Lorsqu’un artiste négocie avec un manager, la discussion se concentre souvent sur un chiffre : le taux de commission. Pourtant, un pourcentage ne signifie rien tant que son assiette n’est pas définie.
La commission porte-t-elle sur l’ensemble des revenus de l’artiste ou seulement sur les activités accompagnées par le manager ? Est-elle calculée avant ou après déduction de certaines dépenses ? Concerne-t-elle les concerts, le streaming, les droits d’auteur, les partenariats de marque, le merchandising ou les activités développées avant la collaboration ?

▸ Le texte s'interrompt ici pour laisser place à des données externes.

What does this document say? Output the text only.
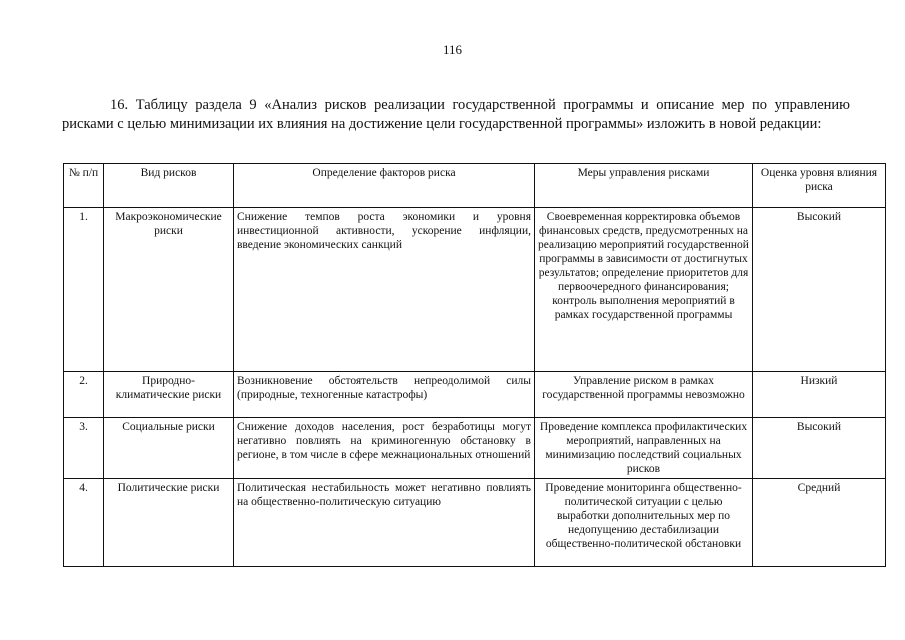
116

16. Таблицу раздела 9 «Анализ рисков реализации государственной программы и описание мер по управлению рисками с целью минимизации их влияния на достижение цели государственной программы» изложить в новой редакции:

№ п/п	Вид рисков	Определение факторов риска	Меры управления рисками	Оценка уровня влияния риска
1.	Макроэкономические риски	Снижение темпов роста экономики и уровня инвестиционной активности, ускорение инфляции, введение экономических санкций	Своевременная корректировка объемов финансовых средств, предусмотренных на реализацию мероприятий государственной программы в зависимости от достигнутых результатов; определение приоритетов для первоочередного финансирования; контроль выполнения мероприятий в рамках государственной программы	Высокий
2.	Природно-климатические риски	Возникновение обстоятельств непреодолимой силы (природные, техногенные катастрофы)	Управление риском в рамках государственной программы невозможно	Низкий
3.	Социальные риски	Снижение доходов населения, рост безработицы могут негативно повлиять на криминогенную обстановку в регионе, в том числе в сфере межнациональных отношений	Проведение комплекса профилактических мероприятий, направленных на минимизацию последствий социальных рисков	Высокий
4.	Политические риски	Политическая нестабильность может негативно повлиять на общественно-политическую ситуацию	Проведение мониторинга общественно-политической ситуации с целью выработки дополнительных мер по недопущению дестабилизации общественно-политической обстановки	Средний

Deux contrats affichant le même taux peuvent ainsi produire des résultats très différents.
Les missions doivent également être précisées. Développer une stratégie, rechercher des partenaires, coordonner une équipe et négocier des opportunités ne représentent pas le même périmètre qu’une simple mission de conseil.
Le contrat doit ensuite encadrer le pouvoir du manager. Peut-il engager des dépenses, négocier au nom de l’artiste ou signer certains documents ? L’artiste conserve-t-il la validation finale ?
Enfin, il faut lire les clauses de sortie. Certains accords prévoient une commission après la fin de la relation sur les contrats négociés pendant celle-ci. Cette rémunération peut être cohérente, mais sa durée, son périmètre et sa diminution progressive doivent être compréhensibles.
Le Centre national de la musique (Référence France) présente d’ailleurs le mandat de représentation, la définition des missions et l’assiette des revenus comme des éléments centraux du cadre juridique du management artistique.
Un bon contrat de management ne définit donc pas uniquement combien le manager gagne. Il précise ce qu’il apporte, ce qu’il peut décider, sur quels revenus il est rémunéré et comment la collaboration peut prendre fin.